Now you should finish what you started. Let the eagerness you showed in the beginning be matched now by your giving. Give in proportion to what you have. Whatever you give is acceptable if you give it eagerly. And give according to what you have, not what you don’t have. Of course, I don’t mean your giving should make life easy for others and hard for yourselves. I only mean that there should be some equality. Right now you have plenty and can help those who are in need. Later, they will have plenty and can share with you when you need it. In this way, things will be equal. As the Scriptures say, “Those who gathered a lot had nothing left over, and those who gathered only a little had enough.” (2 Corinthians 8:11-15, NLT)
Handling our financial resources well and giving to those in need have been the foundational concepts of stewardship since Paul penned this letter to the Corinthian congregation. Today there are those who make high pressure, emotional appeals for funding, but this was not Paul’s method. His exhortation called for giving that is voluntary and proportionate to one’s capacity. Stewarding well may produce a surplus of resources that remains after the basic needs of life are met, which in turn becomes the pool from which we can meet the needs of others.
Having written about the examples of the Macedonians and Jesus, Paul makes his challenge to the congregation to complete what they started. Notice the guidelines he offers in the text.
First, their giving should be voluntary. There are four times in chapters 8-9 that he references their eagerness (cf. 8:11, 12, 19; 9:2). In other words, he is not trying to manipulate them into willingness. He is acknowledging that willingness already exists.

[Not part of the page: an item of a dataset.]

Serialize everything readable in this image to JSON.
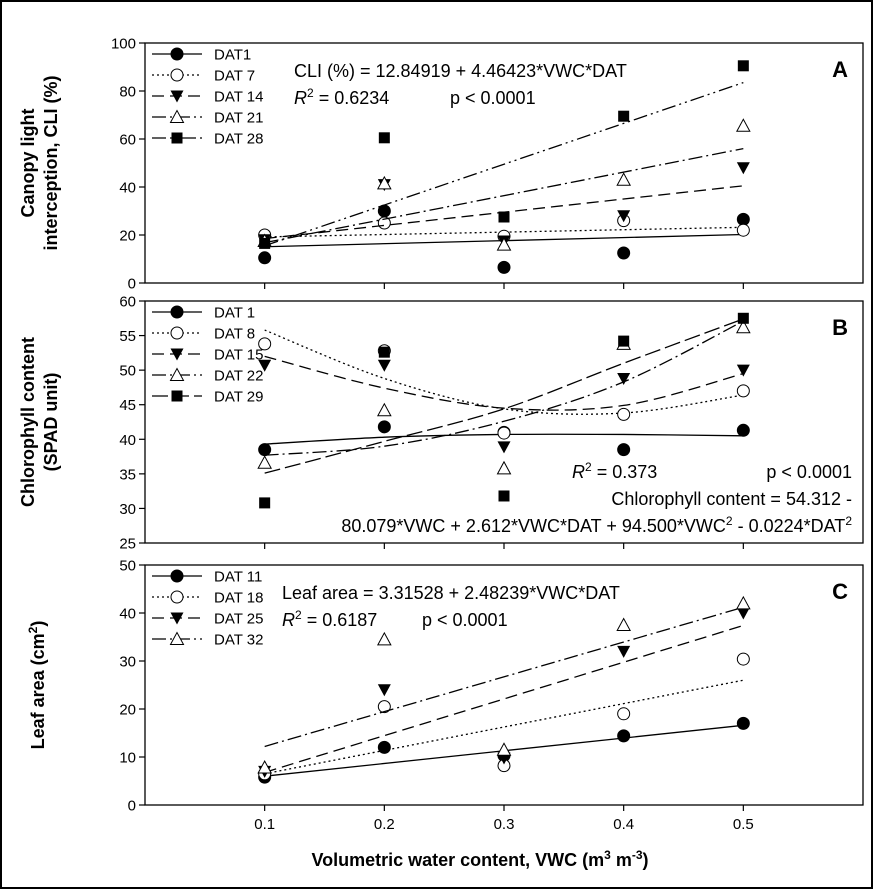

Second, their giving should be proportionate. There is no call for them to give beyond what they can afford. The amount given need not to exceed one’s ability. It is the condition of one’s heart and the circumstances of one’s life that should determine the amount of the gift and not the attempt to measure up to the practices of others. Even though the Macedonians sacrificial giving was commendable, it did not constitute a standard of expectation. Unfortunately, many church leaders today will point to sacrificial examples and make them the basis of emotional appeals. God measures our expression of willingness, not the amount given.
Third, the ultimate goal is reciprocity. The first century church did not have government programs to come to the aid of those who needed financial relief. Paul’s model insists that the body of Christ should care for itself. Those who have surplus should willingly meet the needs of others from their surplus. And should the tables be turned, others should willingly meet your needs from their surplus. In that way, everyone can have their basic needs met.
Paul concludes this section with a reference to the Exodus of Israel from Egypt where God provided them manna each day. His point is that those who attempted to hoard the manna found that it did not last. It perished. When we attempt to store up earthly treasures or build bigger barns, we miss the opportunity to enjoy the blessing of sharing. What are you doing with your surplus?